山形石雄『戦う司書と黒蟻の迷宮』

「小さいものでも、弱いものでも、みんな同じなのよ。あの蟻も、モッカニアも、母さんも同じなの」

戦う司書と黒蟻の迷宮 (スーパーダッシュ文庫)

戦う司書と黒蟻の迷宮 (スーパーダッシュ文庫)

 戦う司書シリーズ第三弾。
 トリビア:タイトルに巻数がついてない作品って何巻なのか分かりづらかったりしますが、そんな時は背表紙を見ましょう。レーベルによって違いはありますが、SD文庫なら上です。『黒蟻』だと「や 1-3」とりあますが、これは作者の頭文字+シリーズ+その○本目って意味です。

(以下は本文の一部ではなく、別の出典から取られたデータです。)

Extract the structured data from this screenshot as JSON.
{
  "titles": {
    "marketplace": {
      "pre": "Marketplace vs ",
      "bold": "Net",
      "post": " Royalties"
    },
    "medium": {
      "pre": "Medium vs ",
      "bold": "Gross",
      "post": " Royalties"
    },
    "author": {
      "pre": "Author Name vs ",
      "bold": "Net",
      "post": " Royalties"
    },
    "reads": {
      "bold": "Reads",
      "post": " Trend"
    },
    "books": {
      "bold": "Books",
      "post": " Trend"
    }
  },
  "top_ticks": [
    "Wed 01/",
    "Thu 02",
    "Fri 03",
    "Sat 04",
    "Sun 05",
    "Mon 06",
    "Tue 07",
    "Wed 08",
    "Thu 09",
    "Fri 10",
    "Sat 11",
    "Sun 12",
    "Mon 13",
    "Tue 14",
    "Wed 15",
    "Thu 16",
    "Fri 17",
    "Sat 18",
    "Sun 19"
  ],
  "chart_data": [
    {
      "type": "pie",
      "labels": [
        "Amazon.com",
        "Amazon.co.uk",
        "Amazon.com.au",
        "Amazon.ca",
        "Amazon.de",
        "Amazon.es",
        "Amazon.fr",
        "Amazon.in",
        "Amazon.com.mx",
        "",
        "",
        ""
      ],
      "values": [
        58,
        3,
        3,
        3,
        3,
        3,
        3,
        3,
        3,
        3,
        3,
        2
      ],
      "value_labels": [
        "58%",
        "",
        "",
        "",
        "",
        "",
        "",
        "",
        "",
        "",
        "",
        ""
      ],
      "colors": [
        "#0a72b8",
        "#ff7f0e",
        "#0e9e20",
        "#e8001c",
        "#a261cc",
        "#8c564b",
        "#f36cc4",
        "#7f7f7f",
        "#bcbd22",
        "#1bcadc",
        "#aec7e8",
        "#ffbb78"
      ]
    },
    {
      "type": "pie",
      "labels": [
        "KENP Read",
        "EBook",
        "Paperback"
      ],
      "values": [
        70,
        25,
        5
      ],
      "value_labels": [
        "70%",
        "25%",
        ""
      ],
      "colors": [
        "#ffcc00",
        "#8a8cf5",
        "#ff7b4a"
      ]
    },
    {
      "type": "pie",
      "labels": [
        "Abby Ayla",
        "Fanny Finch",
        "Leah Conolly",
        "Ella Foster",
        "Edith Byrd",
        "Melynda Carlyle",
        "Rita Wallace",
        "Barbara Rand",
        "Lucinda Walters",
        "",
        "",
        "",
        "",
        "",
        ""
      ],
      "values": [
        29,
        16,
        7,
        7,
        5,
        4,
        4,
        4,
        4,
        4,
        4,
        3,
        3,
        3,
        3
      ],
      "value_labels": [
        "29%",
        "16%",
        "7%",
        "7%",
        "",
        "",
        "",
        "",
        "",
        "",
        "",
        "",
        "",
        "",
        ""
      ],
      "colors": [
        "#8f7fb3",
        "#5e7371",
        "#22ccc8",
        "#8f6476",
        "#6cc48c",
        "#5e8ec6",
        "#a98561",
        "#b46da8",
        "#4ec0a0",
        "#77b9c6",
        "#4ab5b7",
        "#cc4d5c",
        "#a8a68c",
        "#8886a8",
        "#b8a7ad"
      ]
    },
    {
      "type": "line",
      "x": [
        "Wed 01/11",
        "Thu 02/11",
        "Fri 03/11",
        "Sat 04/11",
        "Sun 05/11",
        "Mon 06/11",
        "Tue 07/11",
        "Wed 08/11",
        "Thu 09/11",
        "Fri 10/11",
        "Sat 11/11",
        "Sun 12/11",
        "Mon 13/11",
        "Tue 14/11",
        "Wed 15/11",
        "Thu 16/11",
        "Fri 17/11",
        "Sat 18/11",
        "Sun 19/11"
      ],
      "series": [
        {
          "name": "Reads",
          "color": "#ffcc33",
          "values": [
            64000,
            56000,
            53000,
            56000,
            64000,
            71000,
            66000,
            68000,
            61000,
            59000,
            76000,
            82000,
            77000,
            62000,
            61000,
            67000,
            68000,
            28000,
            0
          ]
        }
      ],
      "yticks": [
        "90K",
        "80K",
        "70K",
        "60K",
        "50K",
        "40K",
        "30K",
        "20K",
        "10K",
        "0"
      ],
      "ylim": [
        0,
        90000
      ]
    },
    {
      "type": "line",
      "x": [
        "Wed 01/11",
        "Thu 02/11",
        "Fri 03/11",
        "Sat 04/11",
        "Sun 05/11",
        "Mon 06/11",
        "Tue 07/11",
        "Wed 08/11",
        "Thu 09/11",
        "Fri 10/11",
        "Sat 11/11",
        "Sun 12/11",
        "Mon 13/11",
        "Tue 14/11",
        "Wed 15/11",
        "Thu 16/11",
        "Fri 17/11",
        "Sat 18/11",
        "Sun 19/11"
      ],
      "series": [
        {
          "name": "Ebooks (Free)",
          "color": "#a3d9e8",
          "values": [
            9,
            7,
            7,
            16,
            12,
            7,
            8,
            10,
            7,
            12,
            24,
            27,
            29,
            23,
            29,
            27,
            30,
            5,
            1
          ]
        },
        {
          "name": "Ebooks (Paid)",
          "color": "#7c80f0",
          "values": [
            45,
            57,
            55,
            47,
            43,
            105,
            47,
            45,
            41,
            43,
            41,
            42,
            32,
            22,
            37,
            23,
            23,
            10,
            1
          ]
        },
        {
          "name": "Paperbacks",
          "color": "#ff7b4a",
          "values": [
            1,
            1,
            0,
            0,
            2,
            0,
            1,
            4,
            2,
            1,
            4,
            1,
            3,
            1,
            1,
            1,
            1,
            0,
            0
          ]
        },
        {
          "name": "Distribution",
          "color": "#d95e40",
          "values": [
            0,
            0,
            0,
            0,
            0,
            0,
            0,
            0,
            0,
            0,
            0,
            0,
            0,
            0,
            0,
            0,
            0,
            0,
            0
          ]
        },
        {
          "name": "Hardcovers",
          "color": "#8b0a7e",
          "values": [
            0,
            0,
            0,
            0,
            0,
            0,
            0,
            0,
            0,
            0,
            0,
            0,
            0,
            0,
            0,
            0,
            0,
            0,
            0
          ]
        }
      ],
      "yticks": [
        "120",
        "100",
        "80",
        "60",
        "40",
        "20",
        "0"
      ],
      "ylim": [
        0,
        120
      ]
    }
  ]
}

 今回は武装司書の反乱という形で引き起こされる、神溺教団の攻撃。武装司書でも最強の一人に数えられ、しかも他のメンバーを一人で圧倒できると目される実力者・モッカニア=フルール。彼は何故反乱を起こしたのか!?
 前作も『怪物』は何者なのかという謎解きが話の牽引力となっていましたが、今回の場合は「反乱の理由」ですね。とりあえず読者や作中人物が最初に思いつく推理はパパッとひっくり返される。
 モッカニアが動いたその背景には、一人の神溺教団戦士の人生が横たわり……。
 というわけで、全編まるごとモッカニア=フルールという武装司書のお話でした。
 ノロティも最初出ますが、足を食われた後は全然出番がなくなっちゃう。エンリケもいるけれど戦力に数えてもらえないし(雷撃でまた水ぶくれ作ってたけど、戦闘力もまた下がってる?)。
 代わりに、フィーキーさんはほとんど一発ネタ的なインパクトでしたね。出撃体勢がパンツ一丁、状況が状況だけに誰も突っ込めないし。あの人の魔法審議ってどんなことになってたんでしょう。
 鋼海潜行と似た能力で『武装錬金』を思い出します。根来は自分の髪の毛とか服に縫い込むことで、服を着たまま亜空間移動していましたが。フィーキーも最初は素っ裸だったりしたのか? キャラ紹介だと堅物の軍人風に描かれてたのになー。

8 名前:イラストに騙された名無しさん[sage] 投稿日:2009/10/22(木) 08:45:35 ID:2Krb5XWe
フィーキー・クインは鉱物の中を泳ぎ、潜ることが出来る


という魔法権利を得たが、衣服を着てるとそれが引っかかって潜れないことが判明、
これは不味いと、衣服や武器を装備してても大丈夫なように魔法権利を追加しようとするも難航、
とりあえず必要最低限なレベルでパンツとナイフなら大丈夫になった、
これから徐々に装備できる物を増やそうと考えていたが、人前で脱衣する快感に目覚め、
「魔法権利の取得に難航している」というお題目で、フィーキーさんは密かな悦楽ライフを送っていたのだ。

 ……という、作品スレとかの書き込み見る分には人気はありそうな感じですが。ええ、私も大好きですよフィーキーさん。


 戦う司書の世界は大戦前ぐらいの科学技術水準があるようなので、いわゆる『剣と魔法のファンタジー』ではありません(シロンが生きていた三百年ぐらい前は、だいたいそんな感じだったっぽいですが)。
 でも今回は封印指定された『本』を収める図書迷宮、すなわちダンジョンを舞台にした戦闘なので、ファンタジーバトル物の楽しさが出てていい。ファンタジーTRPGだって最初はダンジョンの中しか舞台にならなかったもんね。
 そんな図書館にすら近代化の波が押し寄せているのはある意味生々しいか。電信室のあるダンジョンって寡聞にして他に知らぬ。まあこうした連絡手段がないと困るシーンが、作中多々あったわけですが。
 暗い迷宮で繰り広げられる、ほの暗いストーリー。優しすぎたばかりに外出すら困難な引きこもりと化したモッカニアは、甘ったれではありますが、本当にお母さんが好きだったんですよね。生涯母との誓いを守り通したモッカニアと、そのモッカニアのあずかり知らぬ所で、彼のためだけに生き続けたウィンケニー。
 初登場時の、ぬいぐるみと遊び、飴を食べるモッカニア(23歳)には「なんだこいつはw」と笑いつつも胸キュンするものがありましたが。それから繰り広げられる熾烈な戦いと、彼の過去、そして結末に最後まで目が離せませんでした。